GB – Si chiama "Mimerito" ed è un progetto che premia i migliori attribuendo note di merito sperimentato in 18 scuole per un totale di 185 classi su un numero approssimativo di quattromila alunni. Ne parla in un articolo La Stampa.

GB – Si chiama "Mimerito" ed è un progetto che premia i migliori attribuendo note di merito sperimentato in 18 scuole per un totale di 185 classi su un numero approssimativo di quattromila alunni. Ne parla in un articolo La Stampa.

Ogni classe ha in dotazione 40 distintivi metallici, smaltati e dal disegno accattivante. Ci sono gli Scudetti d’eccellenza riservati al rendimento scolastico, le Stelle di condotta d’oro e d’argento e i Brevetti d’impegno personale come riconoscimento per la buona volontà e l’impegno.

I distintivi vanno restituiti dopo due-tre settimane: il kit comprende anche i tabelloni da appendere in classe, sui quali per tutto l’anno vanno scritti i nomi degli alunni che hanno conquistato i premi.

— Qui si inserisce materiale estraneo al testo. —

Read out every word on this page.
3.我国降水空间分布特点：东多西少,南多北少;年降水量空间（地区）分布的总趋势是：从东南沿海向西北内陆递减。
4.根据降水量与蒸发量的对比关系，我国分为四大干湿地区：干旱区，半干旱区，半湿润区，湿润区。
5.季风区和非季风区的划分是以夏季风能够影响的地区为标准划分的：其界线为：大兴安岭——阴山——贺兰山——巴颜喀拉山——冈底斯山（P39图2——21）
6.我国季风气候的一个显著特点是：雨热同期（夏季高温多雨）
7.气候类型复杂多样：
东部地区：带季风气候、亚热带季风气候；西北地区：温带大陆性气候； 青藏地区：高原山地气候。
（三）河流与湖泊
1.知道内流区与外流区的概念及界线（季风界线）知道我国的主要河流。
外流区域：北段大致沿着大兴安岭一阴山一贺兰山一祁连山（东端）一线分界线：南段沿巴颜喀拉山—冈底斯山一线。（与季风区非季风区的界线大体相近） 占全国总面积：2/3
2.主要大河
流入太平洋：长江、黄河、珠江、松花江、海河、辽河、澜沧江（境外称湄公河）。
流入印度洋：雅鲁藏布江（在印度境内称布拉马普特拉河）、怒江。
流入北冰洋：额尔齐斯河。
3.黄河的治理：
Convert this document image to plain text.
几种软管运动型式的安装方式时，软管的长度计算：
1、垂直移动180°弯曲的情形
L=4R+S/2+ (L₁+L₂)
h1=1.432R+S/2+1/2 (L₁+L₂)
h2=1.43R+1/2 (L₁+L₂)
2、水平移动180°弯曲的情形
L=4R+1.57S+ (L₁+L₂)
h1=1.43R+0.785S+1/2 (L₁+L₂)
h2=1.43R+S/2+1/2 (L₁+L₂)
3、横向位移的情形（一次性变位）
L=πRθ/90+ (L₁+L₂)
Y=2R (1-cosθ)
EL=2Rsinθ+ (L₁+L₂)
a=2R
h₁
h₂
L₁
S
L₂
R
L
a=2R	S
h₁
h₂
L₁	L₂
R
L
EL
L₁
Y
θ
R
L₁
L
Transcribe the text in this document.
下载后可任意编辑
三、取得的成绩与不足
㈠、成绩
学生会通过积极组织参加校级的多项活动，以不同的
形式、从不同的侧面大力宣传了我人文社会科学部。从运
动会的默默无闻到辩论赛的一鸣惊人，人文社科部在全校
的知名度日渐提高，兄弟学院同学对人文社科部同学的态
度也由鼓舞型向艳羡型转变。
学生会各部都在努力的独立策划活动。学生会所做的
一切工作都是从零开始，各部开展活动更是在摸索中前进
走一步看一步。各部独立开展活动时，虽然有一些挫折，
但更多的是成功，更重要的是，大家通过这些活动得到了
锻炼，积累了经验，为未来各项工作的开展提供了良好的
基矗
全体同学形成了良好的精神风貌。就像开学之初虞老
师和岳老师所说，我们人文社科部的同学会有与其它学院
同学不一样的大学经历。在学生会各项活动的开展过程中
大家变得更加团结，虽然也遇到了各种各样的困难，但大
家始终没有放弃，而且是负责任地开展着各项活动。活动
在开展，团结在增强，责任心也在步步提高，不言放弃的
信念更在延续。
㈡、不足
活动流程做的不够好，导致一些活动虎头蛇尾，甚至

La cerimonia di assegnazione dei premi avviene periodicamente, il distintivo viene indossato sul grembiule nelle scuole primarie o appuntato sul diario nelle secondarie di primo grado. "Oggi – spiega l’ideatore di Mimerito, Andrea Conci – si vive di status symbol del tutto slegati dal merito. Volevo invece restituire un contenuto, un senso agli oggetti che amiamo avere ed esibire".

Gli studenti possono essere premiati  per un’interrogazione particolarmente brillante, per un compito in classe da 10 e lode, per un approfondimento spontaneo dell’alunno. Oppure possono servire a premiare il rispetto verso i compagni e gli educatori o la buona volontà e l’impegno, anche non legati al rendimento scolastico.

 In genere nella scuola primaria la cerimonia avviene ogni due-tre settimane, alle superiori dopo i consigli di classe. Ma ogni scuola è libera di adattare il metodo ai suoi bisogni. Uno dei vantaggi dell’idea è che possono essere usati molto meglio dei voti per premiare i disabili o chi presenta difficoltà nell’apprendimento, per il loro impegno. Ciò che conta, infatti, è l’impegno e la volontà di migliorare.